While we think that we are not judged by our looks or appearance, the truth is we are. The same study we shared in this article found that only 5 percent of leaders consider visual appearance to be a critical factor in executive presence. However, on the other hand, they also found that
- 83 percent of senior executives believe that “unkempt attire” detracts from a woman’s executive presence.
- In comparison, 75 percent of senior execs believe it detracts from a man’s executive presence.
A professional’s visual appearance performs mainly as a filter through which one’s behavior and communication skills become more apparent. If you look unkempt your boss and coworkers may perceive you as someone who is less talented, careless, and doesn’t pay much attention to detail.

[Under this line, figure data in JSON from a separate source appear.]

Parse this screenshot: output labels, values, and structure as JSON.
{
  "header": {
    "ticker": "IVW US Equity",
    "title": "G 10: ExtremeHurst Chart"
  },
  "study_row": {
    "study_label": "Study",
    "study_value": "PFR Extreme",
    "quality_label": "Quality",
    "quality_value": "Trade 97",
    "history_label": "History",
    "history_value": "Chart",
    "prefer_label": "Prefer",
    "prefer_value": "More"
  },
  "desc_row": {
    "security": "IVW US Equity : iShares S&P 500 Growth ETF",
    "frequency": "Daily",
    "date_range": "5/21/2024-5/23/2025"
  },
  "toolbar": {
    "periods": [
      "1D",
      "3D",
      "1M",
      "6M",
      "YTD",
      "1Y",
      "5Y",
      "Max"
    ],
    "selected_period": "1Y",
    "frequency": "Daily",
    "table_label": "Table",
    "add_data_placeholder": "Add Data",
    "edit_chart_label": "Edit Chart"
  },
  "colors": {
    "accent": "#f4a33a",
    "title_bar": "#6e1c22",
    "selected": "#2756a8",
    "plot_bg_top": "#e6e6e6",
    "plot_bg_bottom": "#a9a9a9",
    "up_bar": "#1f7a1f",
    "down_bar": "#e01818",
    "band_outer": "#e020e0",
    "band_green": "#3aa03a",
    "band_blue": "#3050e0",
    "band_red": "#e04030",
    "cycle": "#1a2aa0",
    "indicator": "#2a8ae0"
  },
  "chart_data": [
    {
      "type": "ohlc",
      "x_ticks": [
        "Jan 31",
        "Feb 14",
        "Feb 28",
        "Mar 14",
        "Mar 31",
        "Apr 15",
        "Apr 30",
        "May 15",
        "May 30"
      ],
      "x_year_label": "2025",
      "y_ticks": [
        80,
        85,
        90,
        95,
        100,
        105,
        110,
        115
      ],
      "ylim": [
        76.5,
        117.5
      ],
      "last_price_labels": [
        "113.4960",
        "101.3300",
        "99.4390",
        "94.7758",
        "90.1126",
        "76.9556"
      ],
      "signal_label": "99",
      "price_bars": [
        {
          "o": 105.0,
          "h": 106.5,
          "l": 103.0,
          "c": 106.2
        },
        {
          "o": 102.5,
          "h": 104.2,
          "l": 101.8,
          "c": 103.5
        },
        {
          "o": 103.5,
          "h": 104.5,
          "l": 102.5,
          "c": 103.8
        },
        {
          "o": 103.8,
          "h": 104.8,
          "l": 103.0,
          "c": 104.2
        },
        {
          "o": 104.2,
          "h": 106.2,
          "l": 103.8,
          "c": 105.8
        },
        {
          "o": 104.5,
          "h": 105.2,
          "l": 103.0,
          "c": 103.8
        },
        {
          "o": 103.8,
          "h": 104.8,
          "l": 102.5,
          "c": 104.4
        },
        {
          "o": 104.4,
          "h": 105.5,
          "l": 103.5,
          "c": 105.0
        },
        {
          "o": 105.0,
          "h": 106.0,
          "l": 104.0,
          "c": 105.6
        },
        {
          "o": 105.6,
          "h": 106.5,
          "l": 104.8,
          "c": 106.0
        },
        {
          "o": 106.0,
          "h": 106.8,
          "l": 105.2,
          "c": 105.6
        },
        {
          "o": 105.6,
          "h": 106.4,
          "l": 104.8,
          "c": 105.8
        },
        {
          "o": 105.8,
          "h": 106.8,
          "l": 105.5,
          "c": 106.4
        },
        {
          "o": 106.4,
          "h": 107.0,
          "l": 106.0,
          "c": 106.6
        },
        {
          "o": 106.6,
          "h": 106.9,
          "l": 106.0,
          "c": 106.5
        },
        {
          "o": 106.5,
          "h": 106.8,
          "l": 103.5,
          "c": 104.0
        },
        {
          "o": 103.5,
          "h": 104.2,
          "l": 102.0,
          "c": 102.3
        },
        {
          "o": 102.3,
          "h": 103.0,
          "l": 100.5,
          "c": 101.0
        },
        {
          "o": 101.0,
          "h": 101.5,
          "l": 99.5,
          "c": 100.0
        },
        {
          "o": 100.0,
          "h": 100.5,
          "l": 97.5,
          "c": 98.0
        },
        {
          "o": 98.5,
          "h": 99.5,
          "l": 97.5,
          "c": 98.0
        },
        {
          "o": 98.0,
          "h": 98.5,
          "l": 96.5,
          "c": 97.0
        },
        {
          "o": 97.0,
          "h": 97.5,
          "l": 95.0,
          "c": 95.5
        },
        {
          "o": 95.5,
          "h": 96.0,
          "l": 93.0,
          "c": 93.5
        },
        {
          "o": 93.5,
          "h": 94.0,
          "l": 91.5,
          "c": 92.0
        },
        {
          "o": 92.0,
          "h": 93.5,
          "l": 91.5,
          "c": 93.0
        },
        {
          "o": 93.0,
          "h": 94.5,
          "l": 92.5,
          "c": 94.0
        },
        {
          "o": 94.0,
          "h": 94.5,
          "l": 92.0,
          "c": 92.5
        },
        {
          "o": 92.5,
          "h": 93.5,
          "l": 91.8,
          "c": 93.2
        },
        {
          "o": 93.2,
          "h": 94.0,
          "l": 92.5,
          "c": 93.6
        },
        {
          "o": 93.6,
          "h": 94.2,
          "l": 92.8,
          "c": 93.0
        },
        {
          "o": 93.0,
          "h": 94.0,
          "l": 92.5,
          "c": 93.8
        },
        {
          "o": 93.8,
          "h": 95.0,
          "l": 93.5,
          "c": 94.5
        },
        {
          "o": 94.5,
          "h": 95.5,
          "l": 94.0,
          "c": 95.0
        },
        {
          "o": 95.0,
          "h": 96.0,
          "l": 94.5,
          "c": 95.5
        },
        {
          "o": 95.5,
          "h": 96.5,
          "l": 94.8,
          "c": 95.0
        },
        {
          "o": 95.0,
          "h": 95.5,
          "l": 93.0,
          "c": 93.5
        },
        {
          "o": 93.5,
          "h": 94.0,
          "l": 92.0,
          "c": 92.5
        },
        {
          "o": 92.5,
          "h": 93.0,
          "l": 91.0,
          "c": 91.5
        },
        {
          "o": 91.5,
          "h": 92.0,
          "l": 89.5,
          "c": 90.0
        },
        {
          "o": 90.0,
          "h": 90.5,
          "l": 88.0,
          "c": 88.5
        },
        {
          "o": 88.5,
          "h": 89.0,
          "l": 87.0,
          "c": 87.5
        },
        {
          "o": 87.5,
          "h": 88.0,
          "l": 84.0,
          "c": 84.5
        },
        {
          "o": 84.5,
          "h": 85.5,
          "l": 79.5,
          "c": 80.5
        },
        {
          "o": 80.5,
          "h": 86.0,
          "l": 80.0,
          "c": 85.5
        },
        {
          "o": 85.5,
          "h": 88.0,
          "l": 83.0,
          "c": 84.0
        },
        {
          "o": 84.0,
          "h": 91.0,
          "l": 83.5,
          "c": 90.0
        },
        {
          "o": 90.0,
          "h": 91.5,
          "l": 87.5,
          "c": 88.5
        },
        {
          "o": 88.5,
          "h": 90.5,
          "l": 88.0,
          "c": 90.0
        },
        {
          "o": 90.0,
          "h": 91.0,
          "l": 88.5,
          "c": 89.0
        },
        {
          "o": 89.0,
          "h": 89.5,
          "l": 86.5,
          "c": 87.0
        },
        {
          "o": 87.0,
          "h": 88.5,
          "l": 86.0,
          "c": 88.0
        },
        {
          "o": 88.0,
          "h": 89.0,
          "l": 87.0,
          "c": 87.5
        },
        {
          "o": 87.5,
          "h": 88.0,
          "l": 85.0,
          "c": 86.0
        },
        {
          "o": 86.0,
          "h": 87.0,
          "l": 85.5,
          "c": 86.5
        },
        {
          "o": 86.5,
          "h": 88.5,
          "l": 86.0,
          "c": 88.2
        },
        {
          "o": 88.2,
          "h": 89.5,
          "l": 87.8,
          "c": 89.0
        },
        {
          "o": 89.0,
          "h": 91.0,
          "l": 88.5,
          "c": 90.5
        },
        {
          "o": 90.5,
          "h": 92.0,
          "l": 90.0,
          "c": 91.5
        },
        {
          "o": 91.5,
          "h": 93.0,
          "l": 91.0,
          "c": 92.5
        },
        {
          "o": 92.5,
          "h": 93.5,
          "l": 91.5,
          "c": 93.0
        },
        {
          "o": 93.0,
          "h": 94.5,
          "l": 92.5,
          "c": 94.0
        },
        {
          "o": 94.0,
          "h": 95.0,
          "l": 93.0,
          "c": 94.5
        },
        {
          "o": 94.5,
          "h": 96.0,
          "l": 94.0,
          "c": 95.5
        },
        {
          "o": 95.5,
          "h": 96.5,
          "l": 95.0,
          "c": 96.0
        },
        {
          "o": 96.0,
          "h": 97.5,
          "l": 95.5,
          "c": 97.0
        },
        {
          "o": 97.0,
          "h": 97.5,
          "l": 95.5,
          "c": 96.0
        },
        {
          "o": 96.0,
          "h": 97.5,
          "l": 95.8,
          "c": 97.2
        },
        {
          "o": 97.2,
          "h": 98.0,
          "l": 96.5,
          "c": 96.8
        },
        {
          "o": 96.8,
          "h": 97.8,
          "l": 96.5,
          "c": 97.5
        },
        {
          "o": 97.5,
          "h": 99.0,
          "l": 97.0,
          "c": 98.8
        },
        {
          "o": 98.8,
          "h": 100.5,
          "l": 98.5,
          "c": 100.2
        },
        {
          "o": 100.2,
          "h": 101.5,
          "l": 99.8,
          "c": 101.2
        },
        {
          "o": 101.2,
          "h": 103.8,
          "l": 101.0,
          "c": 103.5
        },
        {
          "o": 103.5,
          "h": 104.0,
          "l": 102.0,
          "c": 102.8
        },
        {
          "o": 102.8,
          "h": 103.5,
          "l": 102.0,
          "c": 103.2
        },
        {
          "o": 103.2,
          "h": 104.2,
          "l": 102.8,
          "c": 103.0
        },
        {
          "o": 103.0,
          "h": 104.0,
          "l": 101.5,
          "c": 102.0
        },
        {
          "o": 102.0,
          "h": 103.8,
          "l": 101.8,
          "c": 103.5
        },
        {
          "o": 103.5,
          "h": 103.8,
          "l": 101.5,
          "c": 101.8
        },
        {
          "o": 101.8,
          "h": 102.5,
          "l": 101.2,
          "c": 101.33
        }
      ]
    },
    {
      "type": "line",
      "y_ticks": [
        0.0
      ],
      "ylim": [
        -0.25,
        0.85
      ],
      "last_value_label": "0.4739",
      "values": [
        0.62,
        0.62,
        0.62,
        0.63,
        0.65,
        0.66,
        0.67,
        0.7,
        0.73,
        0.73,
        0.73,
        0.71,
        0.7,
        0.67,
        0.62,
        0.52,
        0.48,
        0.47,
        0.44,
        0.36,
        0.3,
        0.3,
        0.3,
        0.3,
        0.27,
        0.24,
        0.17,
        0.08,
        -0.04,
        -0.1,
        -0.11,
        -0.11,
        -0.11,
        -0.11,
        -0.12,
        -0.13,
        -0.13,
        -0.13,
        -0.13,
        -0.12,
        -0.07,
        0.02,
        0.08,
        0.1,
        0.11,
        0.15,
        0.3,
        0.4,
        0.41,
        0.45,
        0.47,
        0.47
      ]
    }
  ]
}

Although there is a slight difference between the perception of a man and a woman’s unkempt attire, with such high percentages for both, this speaks to how important it truly is to put time and effort into the way you show up to your workplace. If your attire gets put on the back burner of your mind while you are getting ready for the day, you may be sabotaging your development and perception at work.
First Impression Reminder:
Yes, we all want to be judged on our merits, our performance, our results—the added value that we bring to each client, project, or moment. However, how you present yourself can distract from just that. It’s like a filter you put in front of you, and during some micro-moments, it can be the difference between getting hired or not, getting promoted or not, being respected or not, and so much more.
During these moments, get noticed at work for your performance rather than your appearance. If you ever stand out for something you are wearing, you have done something wrong. The purpose of a professional appearance is to avoid standing out negatively and being seen only in a physical sense.
If you dress professionally, you will often be seen as somebody who values their appearance in the workplace and will then be seen for what you bring to the table, over simply the way you show up physically. The ideal situation is to look professional in your workplace and be comfortable enough to exude confidence and be self-assured by your skillset. If your physical appearance is clean and professional, it will not stand in your way and be the first thing that is considered when clients or employers find your services.
I discuss this in great detail in my book, The Image of Leadership; however, if you have not yet read the book, keep in mind your workplace dress code. If your dress code is unspoken at work and is described as “business casual” or some other term that may make expectations vague, dress one level higher than your position requires.
Dress as if you have the job you are after, but be careful not to get too formal. Overdressing for your position draws just as much attention as underdressing. As a rule, if you have any doubts about what you should be wearing to work, dress one level up instead of one level down. This will ensure you are exuding professionalism and confidence every day.